Israel's security chief denies that he quit over a cover-up

"Never was a calumny so odious." Brimming with indignation, the statement from the Israeli Prime Minister's office had the ring of Menachem Begin's personal rhetoric. For the fifth time in 24 hours, the government had issued an outraged denial of an allegation that had the potential for a major political blowup. The object of the Begin government's wrath was a published charge that the chief of the General Security Service, Israel's equivalent of the FBI, had resigned to protest a possible obstruction of the investigation into the attempted assassination last June of three Palestinian mayors in the occupied West Bank.
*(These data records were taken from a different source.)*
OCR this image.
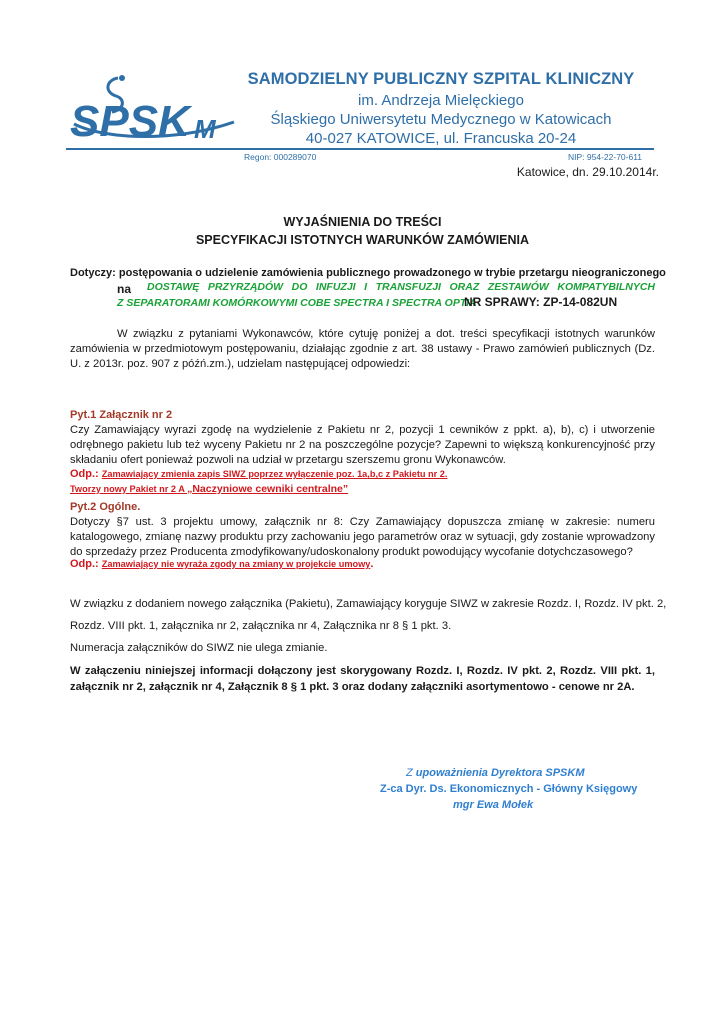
SPSK M
SAMODZIELNY PUBLICZNY SZPITAL KLINICZNY
im. Andrzeja Mielęckiego
Śląskiego Uniwersytetu Medycznego w Katowicach
40-027 KATOWICE, ul. Francuska 20-24
Regon: 000289070	NIP: 954-22-70-611
Katowice, dn. 29.10.2014r.
WYJAŚNIENIA DO TREŚCI
SPECYFIKACJI ISTOTNYCH WARUNKÓW ZAMÓWIENIA
Dotyczy: postępowania o udzielenie zamówienia publicznego prowadzonego w trybie przetargu nieograniczonego
na DOSTAWĘ PRZYRZĄDÓW DO INFUZJI I TRANSFUZJI ORAZ ZESTAWÓW KOMPATYBILNYCH
Z SEPARATORAMI KOMÓRKOWYMI COBE SPECTRA I SPECTRA OPTIA
NR SPRAWY: ZP-14-082UN
W związku z pytaniami Wykonawców, które cytuję poniżej a dot. treści specyfikacji istotnych warunków zamówienia w przedmiotowym postępowaniu, działając zgodnie z art. 38 ustawy - Prawo zamówień publicznych (Dz. U. z 2013r. poz. 907 z późń.zm.), udzielam następującej odpowiedzi:
Pyt.1 Załącznik nr 2
Czy Zamawiający wyrazi zgodę na wydzielenie z Pakietu nr 2, pozycji 1 cewników z ppkt. a), b), c) i utworzenie odrębnego pakietu lub też wyceny Pakietu nr 2 na poszczególne pozycje? Zapewni to większą konkurencyjność przy składaniu ofert ponieważ pozwoli na udział w przetargu szerszemu gronu Wykonawców.
Odp.: Zamawiający zmienia zapis SIWZ poprzez wyłączenie poz. 1a,b,c z Pakietu nr 2.
Tworzy nowy Pakiet nr 2 A „Naczyniowe cewniki centralne”
Pyt.2 Ogólne.
Dotyczy §7 ust. 3 projektu umowy, załącznik nr 8: Czy Zamawiający dopuszcza zmianę w zakresie: numeru katalogowego, zmianę nazwy produktu przy zachowaniu jego parametrów oraz w sytuacji, gdy zostanie wprowadzony do sprzedaży przez Producenta zmodyfikowany/udoskonalony produkt powodujący wycofanie dotychczasowego?
Odp.: Zamawiający nie wyraża zgody na zmiany w projekcie umowy.
W związku z dodaniem nowego załącznika (Pakietu), Zamawiający koryguje SIWZ w zakresie Rozdz. I, Rozdz. IV pkt. 2,
Rozdz. VIII pkt. 1, załącznika nr 2, załącznika nr 4, Załącznika nr 8 § 1 pkt. 3.
Numeracja załączników do SIWZ nie ulega zmianie.
W załączeniu niniejszej informacji dołączony jest skorygowany Rozdz. I, Rozdz. IV pkt. 2, Rozdz. VIII pkt. 1, załącznik nr 2, załącznik nr 4, Załącznik 8 § 1 pkt. 3 oraz dodany załączniki asortymentowo - cenowe nr 2A.
Z upoważnienia Dyrektora SPSKM
Z-ca Dyr. Ds. Ekonomicznych - Główny Księgowy
mgr Ewa Mołek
The controversy broke over a report published in the Washington Star. The newspaper charged that within days of the car bombings that critically injured Nablus Mayor Bassam Shaka'a and Ramallah Mayor Karim Khalaf (a third mayor, El-Bireh's Ibrahim Tawil, escaped unscathed), Shin Bet, as the security service is known, turned up evidence that linked six members of the ultranationalist Gush Emunim settler movement to the attacks.

When Avraham Achituv, 54, chief of Shin Bet, learned of the evidence, he allegedly asked Begin for permission to investigate further, using surveillance and wiretap methods. Begin said no. His reason, according to the Star: the police were carrying out a full investigation. Later, the newspaper reported, Achituv learned to his surprise that the police had been told that Shin Bet was in charge.

Israelis first heard of the allegations on television in a live telephone interview from Washington. The next day every newspaper headlined the charges, which the government denied with increasing firmness and wrath. Achituv himself gave four interviews, unprecedented for a security chief, including one on television in which the cameras focused on a tape recorder emitting his voice. (Israeli censorship law forbids the chiefs name or photograph to be published.) Achituv flatly denied that he had encountered interference in his investigation. His resignation, he said, had been a routine request to step down at the end of the year. What is more, he added, it had been submitted "before the attack on the mayors."

The allegations were not the first criticism that had been leveled against the government's handling of the bombing investigation, reported TIME Jerusalem Bureau Chief David Aikman. Questions had increasingly been asked in Israel about the fact that no arrests had been made, and the government had been pressed to make public the details of the case. After the new charges, two deputies, including one from Begin's own coalition, called for an inquiry.

Israel was already at the center of an international storm over the Knesset's passage of a bill the previous week affirming the city of Jersualem as the capital of Israel. In response to that defiant vote, Egypt's Anwar Sadat wrote Begin an 18-page letter in which he laid out a forceful and sweeping denunciation of Israeli actions. Unless Begin "removed the obstacles to peace," Sadat concluded, the Palestinian autonomy talks would once again be put off indefinitely.

U.S. diplomats, who had hoped Begin "would count to ten" before responding and thus avert a total breakdown of the negotiations, were disappointed by the Israeli Prime Minister's brusque response. Begin promptly drafted a "page by page refutation" of Sadat's letter, asserting that Egypt was the real obstacle to peace because of its constant interruptions of negotiations. Begin also charged that Egypt was deviating from the Camp David accords by bringing up the issue of Jerusalem, "which was never mentioned in any stages of the peace treaty."

To Israel's Muslim neighbors, for whom Jerusalem is also a revered religious shrine, the Knesset action seemed not only insensitive but also contemptuous. Rallying round Egypt, Islamic nations in the U.N. drafted a resolution calling on the Security Council to impose strict sanctions on Israel for flouting international laws concerning Jerusalem.